Car Sharing Same as Bed Sharing?

Steve Finlay 2

May 26, 2015

3 Min Read
Car Sharing Same as Bed Sharing?

Sharing cars with people you don’t know is like sharing beds with strangers.

That’s how Robin Chase described it to doubters in the startup days of Zipcar. She cofounded the car-sharing company 15 years ago and once ran it.

Let’s clarify the bed-sharing analogy. She isn’t talking about doing so at the same time. Instead, she cites how hotels work.

“Hotels are in the business of bed sharing,” Chase says at an American Financial Services Assn. auto conference. “I’d tell that to (Zipcar) skeptics in the beginning.”

Zipcar is part of an emerging so-called collaborative economy. Some people praise its coming. Others are less keen, especially those who fret this sharing thing will hurt individual product sales. By the way, the old which-side-do-you-want U.S. hostelry industry booked strangers in the same bed. 

The modern auto industry’s worst nightmare (well, one of them) is Zipcar will zap the strength that’s built from delivering close to 17 million vehicles a year to U.S. consumers who want their own cars.

Zipcar may nip into auto sales, but no automaker will wonder where its leg went.
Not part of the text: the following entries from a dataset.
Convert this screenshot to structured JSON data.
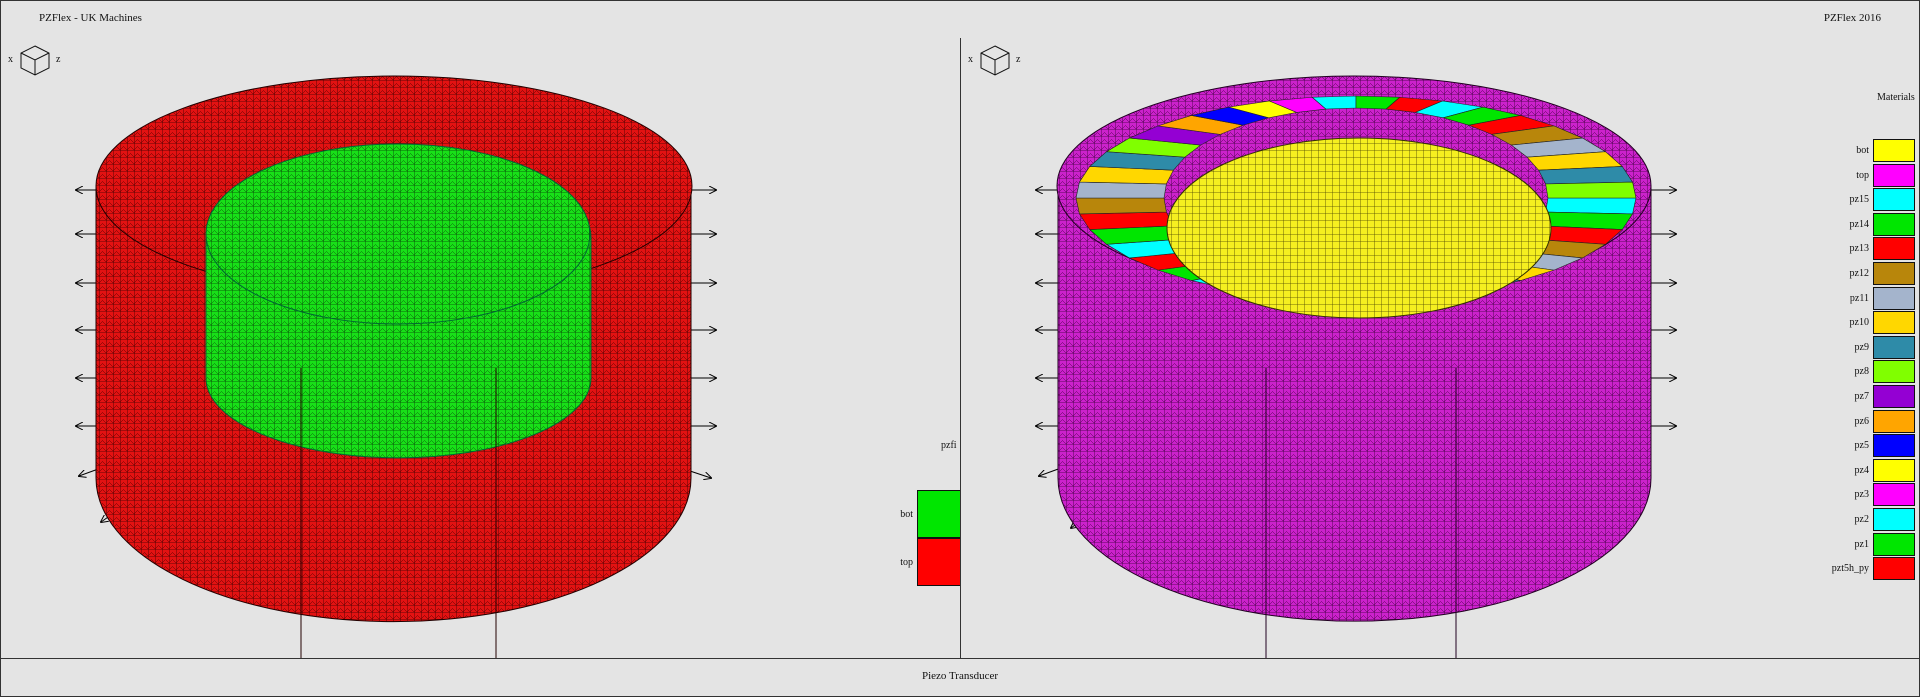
{
  "header": {
    "app_title": "PZFlex - UK Machines",
    "version": "PZFlex   2016"
  },
  "footer": {
    "caption": "Piezo Transducer"
  },
  "viewports": {
    "left": {
      "axis_x": "x",
      "axis_z": "z",
      "legend": {
        "title": "pzfi",
        "items": [
          {
            "label": "bot",
            "color": "#00e600"
          },
          {
            "label": "top",
            "color": "#ff0000"
          }
        ]
      },
      "outer_color": "#e31212",
      "inner_color": "#18e018"
    },
    "right": {
      "axis_x": "x",
      "axis_z": "z",
      "legend": {
        "title": "Materials",
        "items": [
          {
            "label": "bot",
            "color": "#ffff00"
          },
          {
            "label": "top",
            "color": "#ff00ff"
          },
          {
            "label": "pz15",
            "color": "#00ffff"
          },
          {
            "label": "pz14",
            "color": "#00e600"
          },
          {
            "label": "pz13",
            "color": "#ff0000"
          },
          {
            "label": "pz12",
            "color": "#b8860b"
          },
          {
            "label": "pz11",
            "color": "#a4b4cc"
          },
          {
            "label": "pz10",
            "color": "#ffd700"
          },
          {
            "label": "pz9",
            "color": "#2e8ba8"
          },
          {
            "label": "pz8",
            "color": "#80ff00"
          },
          {
            "label": "pz7",
            "color": "#9400d3"
          },
          {
            "label": "pz6",
            "color": "#ffa500"
          },
          {
            "label": "pz5",
            "color": "#0000ff"
          },
          {
            "label": "pz4",
            "color": "#ffff00"
          },
          {
            "label": "pz3",
            "color": "#ff00ff"
          },
          {
            "label": "pz2",
            "color": "#00ffff"
          },
          {
            "label": "pz1",
            "color": "#00e600"
          },
          {
            "label": "pzt5h_py",
            "color": "#ff0000"
          }
        ]
      },
      "outer_color": "#cc22cc",
      "inner_color": "#f5ef20"
    }
  }
}
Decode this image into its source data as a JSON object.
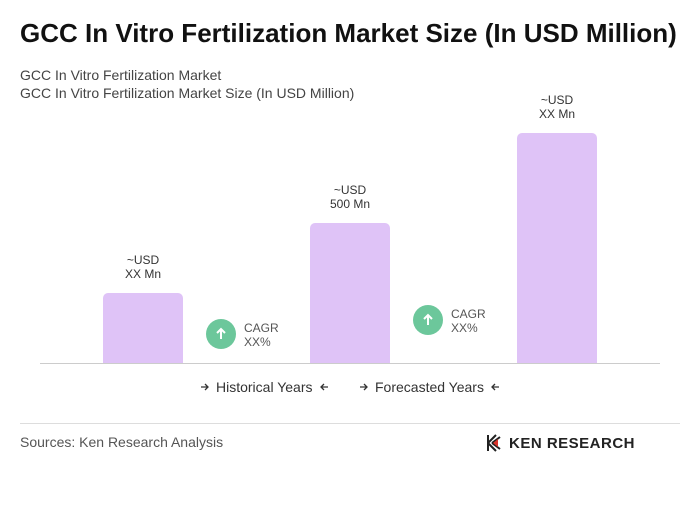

For one thing, Zipcar isn’t for everyone. In fact, it’s for just a few.

“The Zipcar market consists of people who don’t need a car to get to work,” Chase says. So that eliminates, like what, 95% of drivers in most places?

Excess capacity – producing more supply than the market demands or even thinks of wanting – can get automakers in trouble. We’ve seen that.

Zipcar lives off excess capacity of another kind, says Chase who went on to found Buzzcar, a French enterprise that takes the Zipcar business model to the next level. “Excess capacity is my magnet.”

She looks at it this way: A car is the costliest thing you buy, other than a house. "But you only use your car for a couple hours a day. There is so much unused value in that asset.”

I could say the same thing of my bed. I use that only a third of the time, if I’m lucky enough to get a good night’s sleep. But I get her point. “We knew Zipcar could leverage this excess capacity,” she says.

Zipcar owns the cars its clients use for their quick trips. They hop in and drive a few miles. Then the next Zipcar client does likewise. And so on. It’s like a relay. The Internet makes this possible.

Zipcar earns about $26,000 per car, per year, Chase says. She describes her Buzzcar as truly representative of the collaborative economy because “people share other people’s cars across France.”  

Those early Zipcar skeptics in the U.S. predicted a business based on multiple drivers grinding through the same cars would result in some trashed vehicles somewhere down the line.

Wrong, Chase says. People treat the cars pretty well. It’s a different story for rentals. People can abuse those, she says. “A rental company person said somebody once shoved a Big Mac through the air vent of one of their cars.”

That might have been an act of anger aimed at McDonald’s as much as disdain directed at Hertz. Either way, it’s creepy. That’s my take. I’d like to share it with you.